From a casual observer, it could be very easy to feel like Snyder isn’t motivating his players and that he isn’t coming at games with the right schemes or plans. But, this is the same man that was issued a technical foul on Monday night for ferociously screaming at officials in defense of Mitchell.
Snyder is also the same coach that led the Utah Jazz to the league’s second best defense last season, the league’s best defense in 2017-18 and the third best defense the year before that.
Yes, there has been some turnover on this Jazz team, but that isn’t the reason for the Jazz currently owning the 14th best defensive rating and the second-to-last over the last three games.
That drop-off has been a result of breakdowns on the court.

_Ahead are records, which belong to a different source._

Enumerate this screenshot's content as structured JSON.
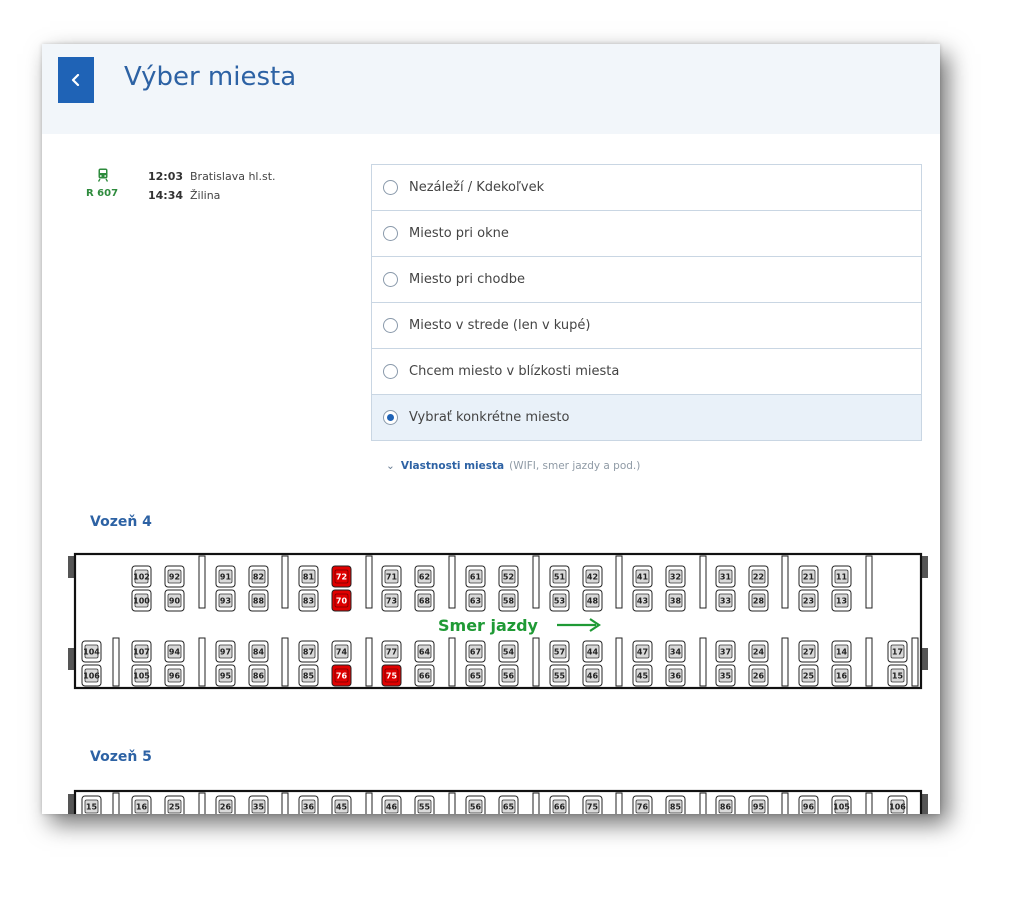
{
  "header": {
    "title": "Výber miesta",
    "back_icon": "chevron-left-icon"
  },
  "journey": {
    "train_number": "R 607",
    "departure_time": "12:03",
    "departure_station": "Bratislava hl.st.",
    "arrival_time": "14:34",
    "arrival_station": "Žilina"
  },
  "seat_options": [
    {
      "label": "Nezáleží / Kdekoľvek",
      "selected": false
    },
    {
      "label": "Miesto pri okne",
      "selected": false
    },
    {
      "label": "Miesto pri chodbe",
      "selected": false
    },
    {
      "label": "Miesto v strede (len v kupé)",
      "selected": false
    },
    {
      "label": "Chcem miesto v blízkosti miesta",
      "selected": false
    },
    {
      "label": "Vybrať konkrétne miesto",
      "selected": true
    }
  ],
  "properties": {
    "link": "Vlastnosti miesta",
    "hint": "(WIFI, smer jazdy a pod.)"
  },
  "colors": {
    "accent": "#1f63b6",
    "title": "#2d62a4",
    "direction": "#1f9a35",
    "seat_free": "#d9d9d9",
    "seat_selected": "#e00000"
  },
  "cars": [
    {
      "label": "Vozeň 4",
      "direction_label": "Smer jazdy",
      "selected_seats": [
        "72",
        "70",
        "76",
        "75"
      ],
      "row_top": [
        [
          "102",
          "92"
        ],
        [
          "91",
          "82"
        ],
        [
          "81",
          "72"
        ],
        [
          "71",
          "62"
        ],
        [
          "61",
          "52"
        ],
        [
          "51",
          "42"
        ],
        [
          "41",
          "32"
        ],
        [
          "31",
          "22"
        ],
        [
          "21",
          "11"
        ]
      ],
      "row_second": [
        [
          "100",
          "90"
        ],
        [
          "93",
          "88"
        ],
        [
          "83",
          "70"
        ],
        [
          "73",
          "68"
        ],
        [
          "63",
          "58"
        ],
        [
          "53",
          "48"
        ],
        [
          "43",
          "38"
        ],
        [
          "33",
          "28"
        ],
        [
          "23",
          "13"
        ]
      ],
      "row_third": [
        [
          "104"
        ],
        [
          "107",
          "94"
        ],
        [
          "97",
          "84"
        ],
        [
          "87",
          "74"
        ],
        [
          "77",
          "64"
        ],
        [
          "67",
          "54"
        ],
        [
          "57",
          "44"
        ],
        [
          "47",
          "34"
        ],
        [
          "37",
          "24"
        ],
        [
          "27",
          "14"
        ],
        [
          "17"
        ]
      ],
      "row_bottom": [
        [
          "106"
        ],
        [
          "105",
          "96"
        ],
        [
          "95",
          "86"
        ],
        [
          "85",
          "76"
        ],
        [
          "75",
          "66"
        ],
        [
          "65",
          "56"
        ],
        [
          "55",
          "46"
        ],
        [
          "45",
          "36"
        ],
        [
          "35",
          "26"
        ],
        [
          "25",
          "16"
        ],
        [
          "15"
        ]
      ]
    },
    {
      "label": "Vozeň 5",
      "row_top": [
        [
          "15"
        ],
        [
          "16",
          "25"
        ],
        [
          "26",
          "35"
        ],
        [
          "36",
          "45"
        ],
        [
          "46",
          "55"
        ],
        [
          "56",
          "65"
        ],
        [
          "66",
          "75"
        ],
        [
          "76",
          "85"
        ],
        [
          "86",
          "95"
        ],
        [
          "96",
          "105"
        ],
        [
          "106"
        ]
      ]
    }
  ]
}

Missed rotations, failure to help, lapses in judgement, selfishness and sometimes downright laziness on the defensive end.
“It’s obviously a team thing,” Joe Ingles said on Monday morning, before the Jazz’s 131-111 loss to the Suns. “The hard part of that is everyone has to be connected and linked in so we’re all doing the same thing and doing it at a high level. The coaches can’t go out there and do it.”
Each player can run through a list of things that they can do better. They can watch film and dissect their movements and point out each mistake and how to correct it. But as Ingles said, the NBA is a team sport and righting the ship is going to take each player being connected. That’s something the Jazz know they’re capable of.
“It’s not like we haven’t seen what we can be,” Mitchell said. “Like we haven’t seen our chemistry and all that. So having losses like the past three especially are like, what are we doing?”
Figuring out what they’re doing wrong is the easy part. There’s video evidence. Figuring out why they’re doing it wrong is the harder part, and there’s almost certainly not an easy answer or even an answer at all.
The hope for the Jazz is that before Wednesday night, when the Boston Celtics show up at Vivivt Arena, the players will wake up from whatever stupor they’re in and attack the rest of the season in a way that they know they can.
We’ve all seen them do it. They have the talent and know-how to hang with the league’s better teams.
“We’ve got to show it,” Mitchell said. “We talk the talk, we’ve got to walk the walk.”